Türkiye’de çiğ süt fiyatlarıyla ilgili ilginç gelişmeler yaşanıyor. Haziran ayında toplanması beklenen Ulusal Süt Konseyi (USK) hala toplanmazken, sanayici kesimi el altından referans fiyatın bir an önce 21 TL’ye çıkarılmasını talep ediyor. Ancak aynı sanayicinin, şu anda geçerli olan 17,15 TL’lik referans fiyatı uygulamadığı, üreticiden çok daha düşük fiyatlardan süt aldığı biliniyor.
İşte tam bu noktada kafalar karışıyor…
Sanayici bir yandan 17,15 TL’lik referans fiyatı hiçe sayarken, öte yandan bu fiyatın 21 TL’ye yükseltilmesini istemesi dikkat çekiyor.

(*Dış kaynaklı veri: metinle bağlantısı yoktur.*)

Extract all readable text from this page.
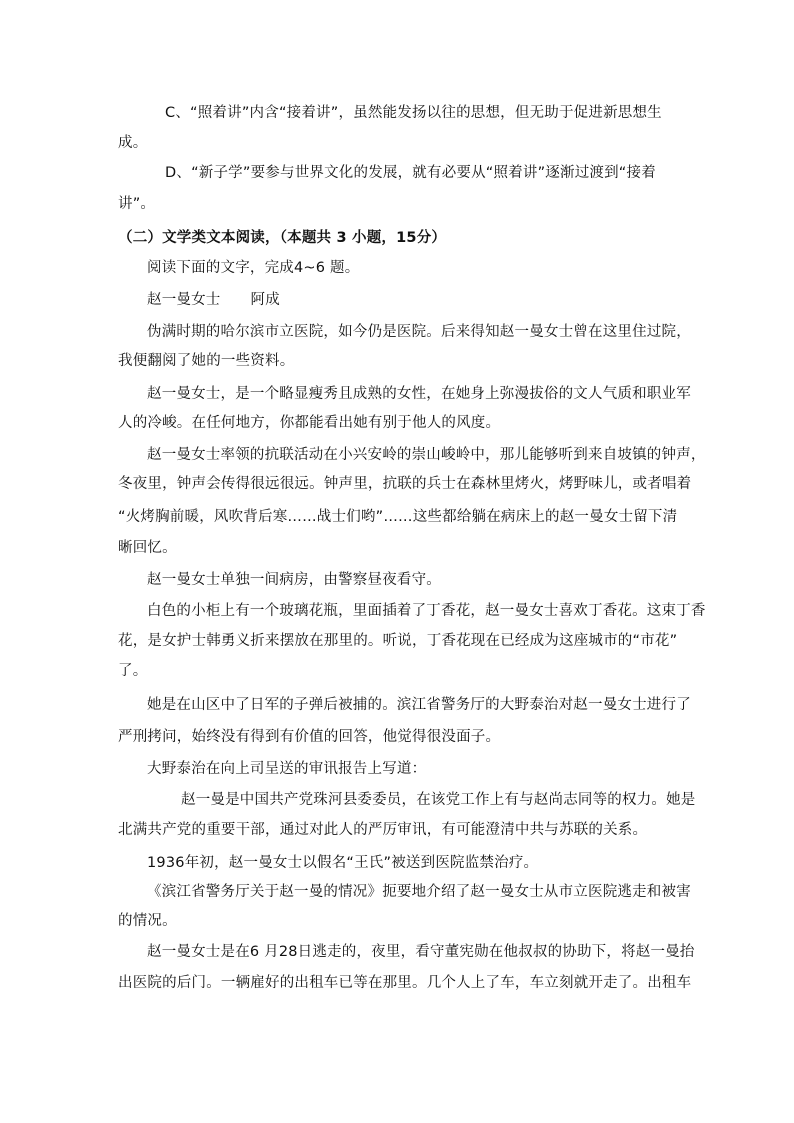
C、“照着讲”内含“接着讲”，虽然能发扬以往的思想，但无助于促进新思想生
成。
D、“新子学”要参与世界文化的发展，就有必要从“照着讲”逐渐过渡到“接着
讲”。
（二）文学类文本阅读，（本题共 3 小题，15分）
阅读下面的文字，完成4~6 题。
赵一曼女士 阿成
伪满时期的哈尔滨市立医院，如今仍是医院。后来得知赵一曼女士曾在这里住过院，
我便翻阅了她的一些资料。
赵一曼女士，是一个略显瘦秀且成熟的女性，在她身上弥漫拔俗的文人气质和职业军
人的冷峻。在任何地方，你都能看出她有别于他人的风度。
赵一曼女士率领的抗联活动在小兴安岭的崇山峻岭中，那儿能够听到来自坡镇的钟声，
冬夜里，钟声会传得很远很远。钟声里，抗联的兵士在森林里烤火，烤野味儿，或者唱着
“火烤胸前暖，风吹背后寒……战士们哟”……这些都给躺在病床上的赵一曼女士留下清
晰回忆。
赵一曼女士单独一间病房，由警察昼夜看守。
白色的小柜上有一个玻璃花瓶，里面插着了丁香花，赵一曼女士喜欢丁香花。这束丁香
花，是女护士韩勇义折来摆放在那里的。听说，丁香花现在已经成为这座城市的“市花”
了。
她是在山区中了日军的子弹后被捕的。滨江省警务厅的大野泰治对赵一曼女士进行了
严刑拷问，始终没有得到有价值的回答，他觉得很没面子。
大野泰治在向上司呈送的审讯报告上写道：
赵一曼是中国共产党珠河县委委员，在该党工作上有与赵尚志同等的权力。她是
北满共产党的重要干部，通过对此人的严厉审讯，有可能澄清中共与苏联的关系。
1936年初，赵一曼女士以假名“王氏”被送到医院监禁治疗。
《滨江省警务厅关于赵一曼的情况》扼要地介绍了赵一曼女士从市立医院逃走和被害
的情况。
赵一曼女士是在6 月28日逃走的，夜里，看守董宪勋在他叔叔的协助下，将赵一曼抬
出医院的后门。一辆雇好的出租车已等在那里。几个人上了车，车立刻就开走了。出租车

Üstelik bu talepler bazı meslek örgütlerinden de destek görüyor. Yani üreticiden düşük fiyatla süt alan sanayici, şimdi de yüksek referans fiyat üzerinden yeni bir oyun kurmaya çalışıyor.
Stoklanan süt, zamlı fiyattan mı satılacak?
Sahadan gelen bilgilere göre, birçok sanayici bu dönemde düşük fiyattan topladığı sütü işleyip uzun ömürlü ürünlere çevirerek depoluyor. Eğer USK referans fiyatı gerçekten 21 TL’ye çıkarırsa, sanayici düşük maliyetle elde ettiği süt ürünlerine yüzde 22,4 zam yapabilecek. Böylece hem stok avantajı hem de yeni referans fiyat üzerinden yüksek kar elde edilecek.
Ancak üretici bu artıştan hiçbir kazanç sağlayamayacak. Çünkü bugün 17,15 TL bile uygulanmıyorken, yeni referans fiyat da fiilen üreticiye yansımayacak. Buna rağmen süt ve süt ürünleri market raflarında bir gecede zamlanacak.
Süt üreticisi değil, sanayici kazanacak
Bu durum “üreticinin kazanamadığı ama tüketicinin pahalıya süt içtiği” bir tabloyu ortaya koyuyor. Konunun en düşündürücü yönlerinden biri ise, bazı meslek kuruluşlarının bu oyuna sessiz kalması ya da destek vermesi. Kimse şu sorunun yanıtını aramıyor:
“Madem mevcut referans fiyatı uygulanmıyor, yeni fiyat neden isteniyor?”
Eğer Ulusal Süt Konseyi 21 TL’lik referans fiyatı açıklarsa, sanayici daha önce düşük fiyata aldığı süt ürünlerini daha pahalıya satarak karını katlayacak. Ancak üretici hala düşük fiyata süt vermeye devam edecek. Sonuçta kaybeden yine üretici ve tüketici olacak.